Macron : « L’Europe peut mourir »
Le leitmotiv développé par Emmanuel Macron dans son discours sur l’Europe tente de convaincre qu’il est le seul à pouvoir la sauver
Qu’importe si près des deux tiers des Français ne souhaitent pas voir Emmanuel Macron s’impliquer dans la campagne des élections européennes selon un sondage Elabe, le voilà qui déroule à la Sorbonne un discours-fleuve, sept années après avoir posé dans le même lieu les fondements de son « Europe souveraine ».
La forme très institutionnelle, la posture sérieuse, presque tendue, la présence de la plupart des membres du gouvernement, les quelques chaises restées vides font tache. Au moment où, au-delà de tenter de réduire l’écart avec le Rassemblement National, l’un des enjeux de l’entrée en campagne d’Emmanuel Macron est de ne pas se faire dépasser par la liste sociale-démocrate.
—
À lire aussi sur LeJournal.Info : Macron : un bon discours qui ne change rien, par Laurent Joffrin
—
Après un bilan nuancé pour décrire comment la France a surmonté les crises – Brexit, pandémie, guerre en Ukraine- reconnaissant que « nous n’avons pas tout réussi, nous ne sommes pas allés assez loin », Emmanuel Macron lance : « Notre Europe est mortelle, elle peut mourir. Cela dépend de nos choix. C’est maintenant. Cela se joue maintenant de savoir si l’Europe sera ou non une grande puissance d’innovation. »
Puisque les règles ont changé alors que notre démocratie est critiquée, nos valeurs et notre culture sont menacées par les valeurs autoritaires ; puisque l’Europe risque de décrocher alors que la richesse par habitant a progressé deux fois plus vite aux États-Unis qu’en France, la seule façon pour l’Europe de ne pas disparaître est, assure le président de la République, de répondre par la puissance, la prospérité et l’humanisme.
La puissance, c’est la souveraineté.
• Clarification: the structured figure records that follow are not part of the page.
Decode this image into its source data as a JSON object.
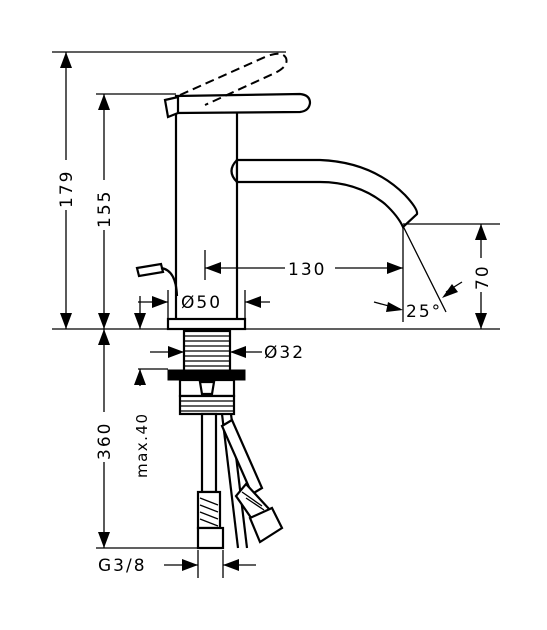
{
  "dimensions": {
    "overall_height": "179",
    "height_to_lever": "155",
    "spout_reach": "130",
    "spout_height": "70",
    "spout_angle": "25°",
    "base_diameter": "Ø50",
    "shank_diameter": "Ø32",
    "below_deck_length": "360",
    "max_deck_thickness": "max.40",
    "connection_thread": "G3/8"
  },
  "icons": {
    "lever": "lever-handle-icon",
    "spout": "spout-icon",
    "hose": "supply-hose-icon"
  }
}
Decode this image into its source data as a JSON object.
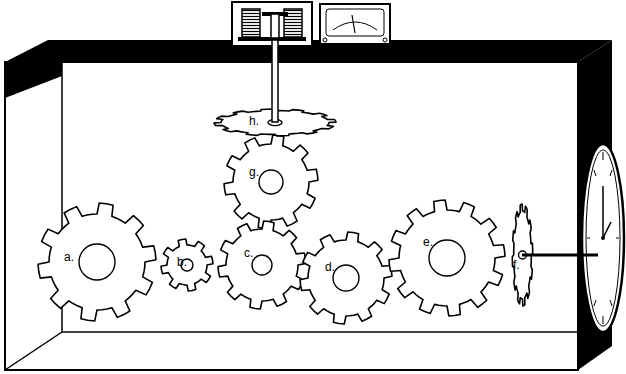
{
  "diagram": {
    "nodes": [
      {
        "text": [
          "h."
        ]
      },
      {
        "text": [
          "g."
        ]
      },
      {
        "text": [
          "a."
        ]
      },
      {
        "text": [
          "b."
        ]
      },
      {
        "text": [
          "c."
        ]
      },
      {
        "text": [
          "d."
        ]
      },
      {
        "text": [
          "e."
        ]
      },
      {
        "text": [
          "f."
        ]
      }
    ]
  }
}
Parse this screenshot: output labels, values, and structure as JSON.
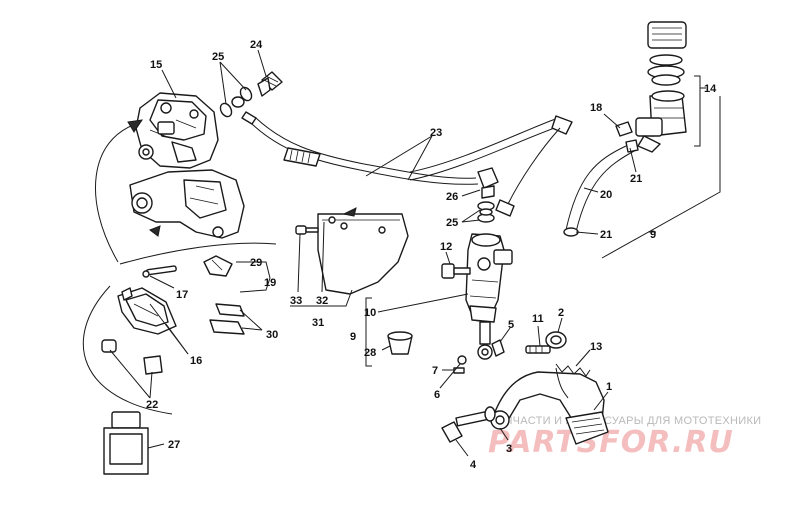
{
  "labels": {
    "p1": "1",
    "p2": "2",
    "p3": "3",
    "p4": "4",
    "p5": "5",
    "p6": "6",
    "p7": "7",
    "p9a": "9",
    "p9b": "9",
    "p10": "10",
    "p11": "11",
    "p12": "12",
    "p13": "13",
    "p14": "14",
    "p15": "15",
    "p16": "16",
    "p17": "17",
    "p18": "18",
    "p19": "19",
    "p20": "20",
    "p21a": "21",
    "p21b": "21",
    "p22": "22",
    "p23": "23",
    "p24": "24",
    "p25a": "25",
    "p25b": "25",
    "p26": "26",
    "p27": "27",
    "p28": "28",
    "p29": "29",
    "p30": "30",
    "p31": "31",
    "p32": "32",
    "p33": "33"
  },
  "watermark": {
    "caption": "ЗАПЧАСТИ И АКСЕССУАРЫ ДЛЯ МОТОТЕХНИКИ",
    "brand": "PARTSFOR.RU"
  },
  "colors": {
    "ink": "#1a1a1a",
    "watermark_red": "#f2a9a9",
    "watermark_gray": "#b9b9b9"
  }
}
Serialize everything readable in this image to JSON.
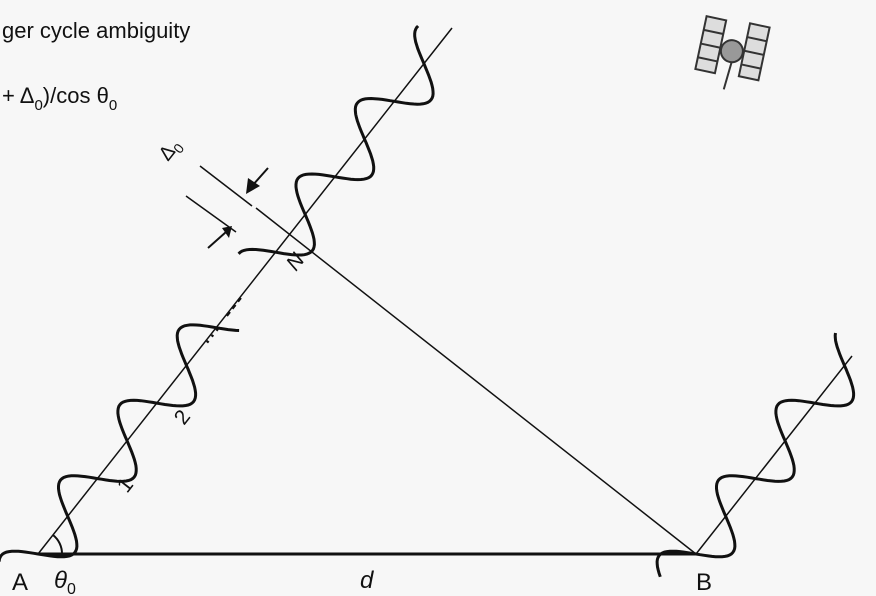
{
  "header": {
    "caption": "ger cycle ambiguity",
    "formula_prefix": "+ Δ",
    "formula_sub": "0",
    "formula_mid": ")/cos θ",
    "formula_sub2": "0"
  },
  "labels": {
    "delta": "Δ",
    "delta_sub": "0",
    "wavelength_n": "N",
    "ellipsis": "…",
    "cycle_1": "1",
    "cycle_2": "2",
    "point_a": "A",
    "angle": "θ",
    "angle_sub": "0",
    "baseline": "d",
    "point_b": "B"
  },
  "icons": {
    "satellite": "satellite-icon"
  },
  "colors": {
    "ink": "#111111",
    "background": "#f7f7f7"
  }
}
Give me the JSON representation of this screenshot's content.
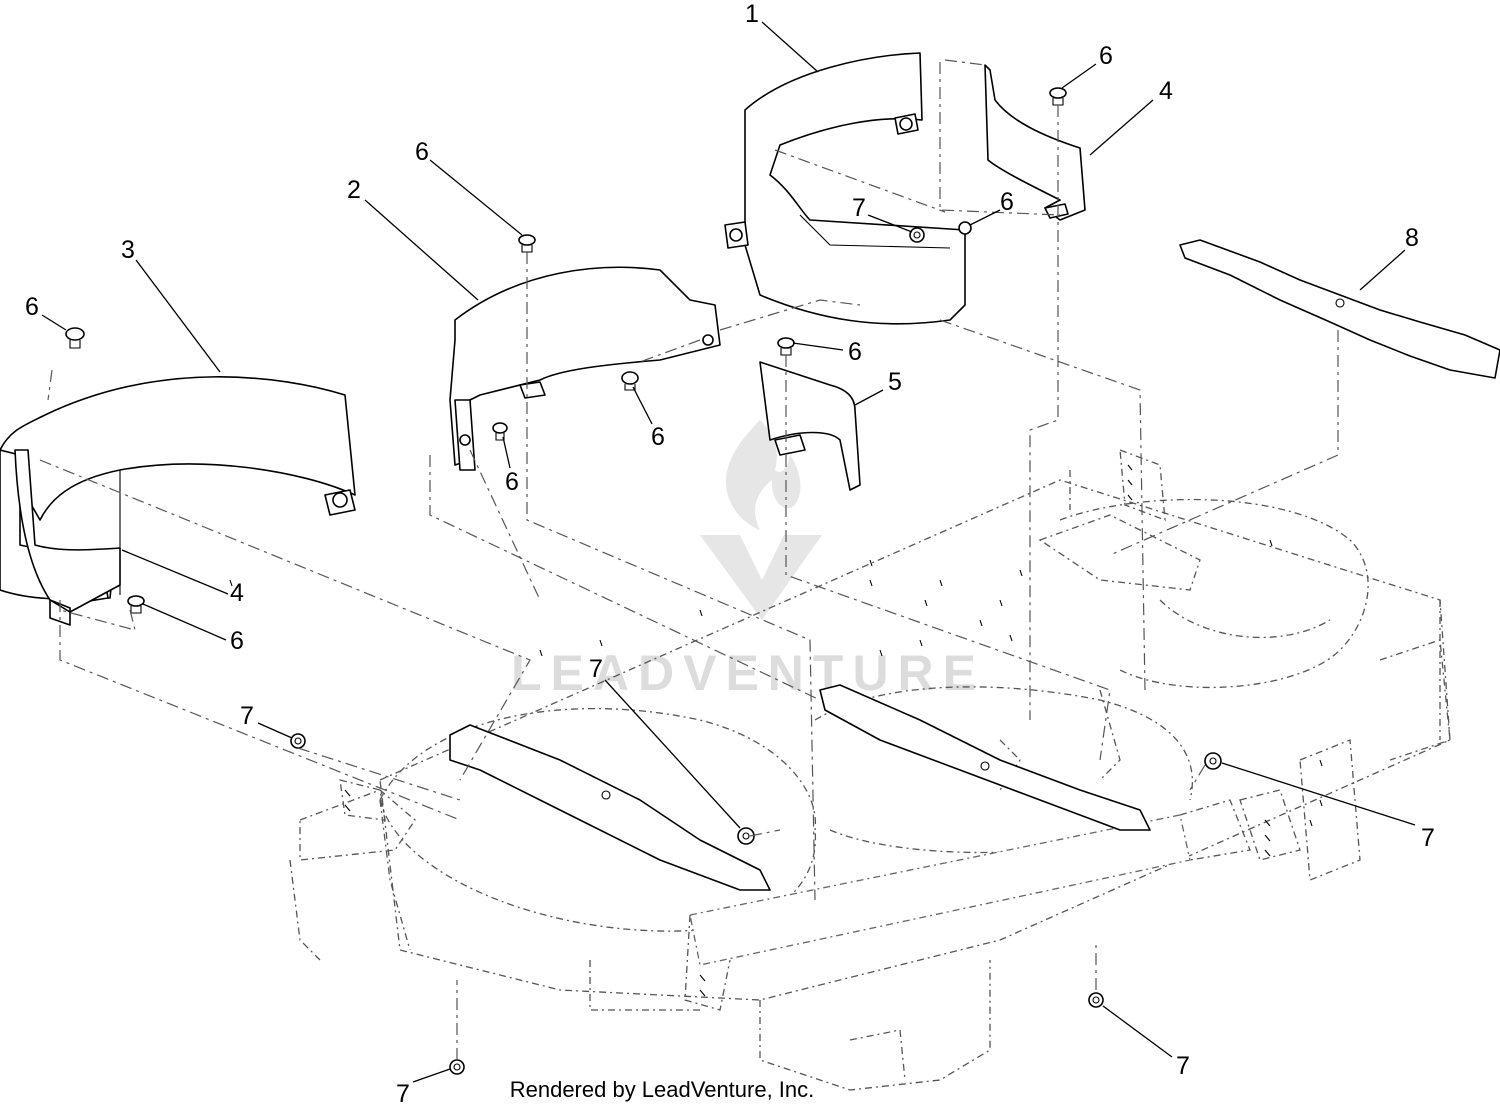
{
  "callouts": [
    {
      "id": "1",
      "label": "1"
    },
    {
      "id": "2",
      "label": "2"
    },
    {
      "id": "3",
      "label": "3"
    },
    {
      "id": "4a",
      "label": "4"
    },
    {
      "id": "4b",
      "label": "4"
    },
    {
      "id": "5",
      "label": "5"
    },
    {
      "id": "6a",
      "label": "6"
    },
    {
      "id": "6b",
      "label": "6"
    },
    {
      "id": "6c",
      "label": "6"
    },
    {
      "id": "6d",
      "label": "6"
    },
    {
      "id": "6e",
      "label": "6"
    },
    {
      "id": "6f",
      "label": "6"
    },
    {
      "id": "6g",
      "label": "6"
    },
    {
      "id": "6h",
      "label": "6"
    },
    {
      "id": "7a",
      "label": "7"
    },
    {
      "id": "7b",
      "label": "7"
    },
    {
      "id": "7c",
      "label": "7"
    },
    {
      "id": "7d",
      "label": "7"
    },
    {
      "id": "7e",
      "label": "7"
    },
    {
      "id": "7f",
      "label": "7"
    },
    {
      "id": "8",
      "label": "8"
    }
  ],
  "credit": "Rendered by LeadVenture, Inc.",
  "watermark": {
    "text": "LEADVENTURE",
    "color": "#dcdcdc",
    "icon": "flame-logo-icon"
  }
}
À ce moment, l’on comprend pour quelle obscure raison Emmanuel Macron s’est accroché jusqu’au tout dernier instant à sa folle idée de faire mener la liste Renaissance aux élections européennes par Jean-Yves Le Drian, avec Valérie Hayer en numéro deux, se heurtant in fine au refus de l’ex-ministre de la Défense et des Affaires étrangères.
Car si l’on ne retient qu’un seul point de son intervention de plus d’une heure trente, c’est sa volonté de construire une « Défense européenne crédible ». Obsédé par la menace d’une victoire de la Russie contre l’Ukraine, il continue de défendre une Europe-puissance qui assure sa sécurité grâce à son autonomie stratégique. Ainsi, assume-t-il « l’ambiguïté stratégique » indispensable pour dissuader l’adversaire, la Russie, dotée de l’arme nucléaire.
—
À lire aussi sur LeJournal.info : Raphaël Glucksmann : pour l’Europe, contre Macron
—
Pour y parvenir, créer un bouclier antimissile, augmenter les capacités de défense, bâtir une défense européenne crédible avec une industrie forte, consolider l’armée française, la plus puissante du continent, lancer une deuxième initiative européenne d’intervention, sont quelques-unes des pistes.
Une Europe-puissance de la Défense s’appuie sur une diplomatie où l’Europe n’est jamais le vassal des États-Unis et sait parler à tous les pays du monde. Et le président de la République se met à rêver : « L’Europe n’est pas seulement un morceau de l’Occident, nous sommes une puissance d’équilibre qui parle au reste du monde, un continent d’universalité ».